Das signifikanteste ermittelte Risiko war das Vorhandensein von Schwachstellen sowohl im Open-Source-Projekt selbst als auch in seinen Abhängigkeiten, d. h. in externen Open-Source-Komponenten, die im Projekt verwendet werden. Sicherheitslücken in Abhängigkeiten können bei Dutzenden großer kommerzieller Software-Suiten zu kritischen Problemen führen, wie dies bei der bescheidenen Apache Log4j-Bibliothek der Fall war (CVE-2021-44228).

Sicherheitsvorkehrungen: Scannen Sie Ihre Anwendungen regelmäßig auf bekannte Schwachstellen – einschließlich Schwachstellen in direkten und indirekten Abhängigkeiten. Installieren Sie verfügbare Fixes umgehend.

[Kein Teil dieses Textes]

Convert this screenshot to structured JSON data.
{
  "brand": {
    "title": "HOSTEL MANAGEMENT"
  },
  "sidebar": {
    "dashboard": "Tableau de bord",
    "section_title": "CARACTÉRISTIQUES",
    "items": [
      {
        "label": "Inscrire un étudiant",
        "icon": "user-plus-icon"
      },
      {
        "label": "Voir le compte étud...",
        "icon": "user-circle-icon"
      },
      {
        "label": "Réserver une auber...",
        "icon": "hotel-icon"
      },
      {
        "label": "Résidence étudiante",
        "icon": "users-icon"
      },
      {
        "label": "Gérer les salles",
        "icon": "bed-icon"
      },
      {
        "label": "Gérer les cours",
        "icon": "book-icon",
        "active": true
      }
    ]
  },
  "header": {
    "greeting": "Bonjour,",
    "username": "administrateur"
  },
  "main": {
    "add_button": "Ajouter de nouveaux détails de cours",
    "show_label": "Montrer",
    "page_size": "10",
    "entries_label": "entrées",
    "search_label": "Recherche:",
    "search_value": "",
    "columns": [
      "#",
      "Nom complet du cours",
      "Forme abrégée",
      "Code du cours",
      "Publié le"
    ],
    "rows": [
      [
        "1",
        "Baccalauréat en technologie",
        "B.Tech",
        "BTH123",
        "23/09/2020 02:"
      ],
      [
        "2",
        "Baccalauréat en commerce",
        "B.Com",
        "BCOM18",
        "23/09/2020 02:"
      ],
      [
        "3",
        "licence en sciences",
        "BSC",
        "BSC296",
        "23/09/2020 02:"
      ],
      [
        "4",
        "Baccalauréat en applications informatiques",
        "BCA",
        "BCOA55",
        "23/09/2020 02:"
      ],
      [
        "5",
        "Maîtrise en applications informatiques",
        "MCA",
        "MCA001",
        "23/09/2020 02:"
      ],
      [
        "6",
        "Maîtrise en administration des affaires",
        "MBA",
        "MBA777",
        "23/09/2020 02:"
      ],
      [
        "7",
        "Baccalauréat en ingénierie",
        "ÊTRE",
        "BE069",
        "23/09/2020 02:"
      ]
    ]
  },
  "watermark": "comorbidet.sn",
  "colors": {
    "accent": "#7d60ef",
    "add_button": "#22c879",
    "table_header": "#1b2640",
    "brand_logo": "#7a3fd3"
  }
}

Um die Unternehmensressourcen zu optimieren, können Patches basierend auf dem Schweregrad einer bestimmten Schwachstelle und der Wahrscheinlichkeit ihres Exploits in der von Ihnen verwendeten Software priorisiert werden.

Legitime, kompromittierte Pakete

Da bis zu 80 % des Codes von Open-Source-Projekten von anderen Projekten in Form der besagten Abhängigkeiten übernommen werden, kann es immer vorkommen, dass Komponenten von Drittanbietern, die in Ihrer Anwendung verwendet werden, trojanisiert wurden. Das kann vorkommen, wenn der Entwickler dieser Komponenten gehackt wird oder das System zur Verteilung der Komponenten (d. h. der Paketmanager) eine Schwachstelle aufweist, die es ermöglicht, das Paket zu manipulieren. In diesem Fall taucht plötzlich Schadcode von Drittanbietern in Ihrer Anwendung auf, der in der Praxis häufig zum Diebstahl von Informationen oder für verschiedene illegale Methoden der Bereicherung (Spam, Adware-Betrug, Mining) verwendet wird.

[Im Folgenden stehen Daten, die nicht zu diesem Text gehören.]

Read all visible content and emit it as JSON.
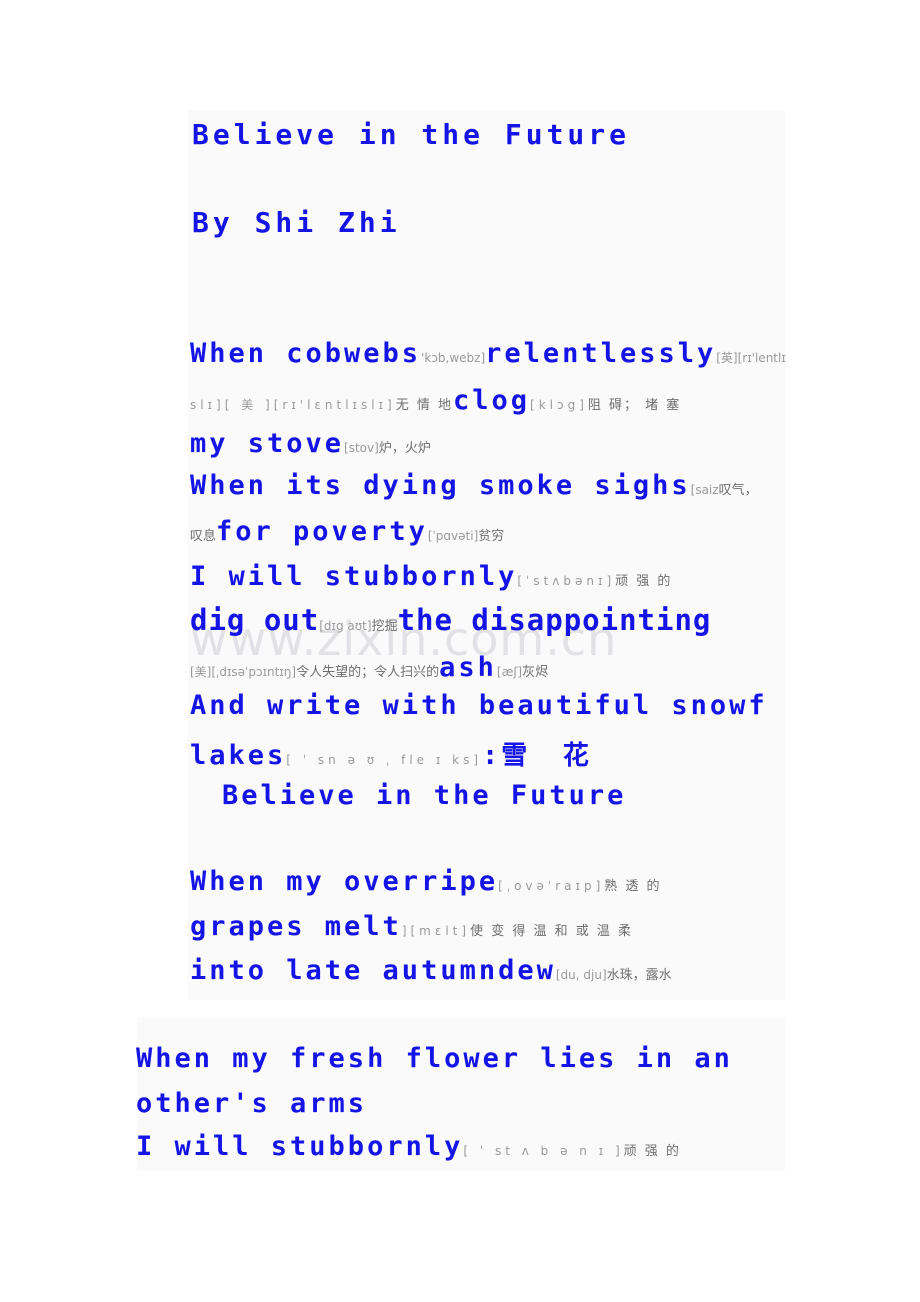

Sicherheitsvorkehrungen: Es existiert derzeit keine ausgereifte Methode zum Schutz vor dieser Bedrohung, weshalb eine Kombination verschiedener Maßnahmen erforderlich ist: manuelle und automatische Systeme zur Analyse des Quellcodes und zur Überwachung der Repositories; lokale Speicherung vertrauenswürdiger Versionen von Komponenten; Einsatz von Threat Intelligence, um derartige Angriffe im Frühstadium zu erkennen (bevor sie Zeit haben, die in den Open-Source-Anwendungen des Unternehmens verwendeten Pakete zu beeinträchtigen).

Angriff der „Namensvetter“

Angreifer erstellen Pakete mit Namen, die denen legitimer Pakete ähneln, oder kopieren die Namen von legitimen Paketen, die in anderen Programmiersprachen geschrieben oder auf anderen Vertriebsplattformen veröffentlicht wurden. So besteht die Gefahr, dass Ihre Open-Source-Entwickler ein schädliches „Namensvetter“-Paket anstelle des Originals integrieren.

Sicherheitsvorkehrungen: Fordern Sie Ihre Entwickler zur Wachsamkeit auf. Als Teil einer Standardprozedur müssen Entwickler den Quellcode von Paketen vor der Verwendung auf Besonderheiten wie verschlüsselte Fragmente im Code, Hijacking von Funktionen und Ähnliches überprüfen. Darüber hinaus ist es ratsam, die digitalen Signaturen der Pakete (falls vorhanden) zu überprüfen.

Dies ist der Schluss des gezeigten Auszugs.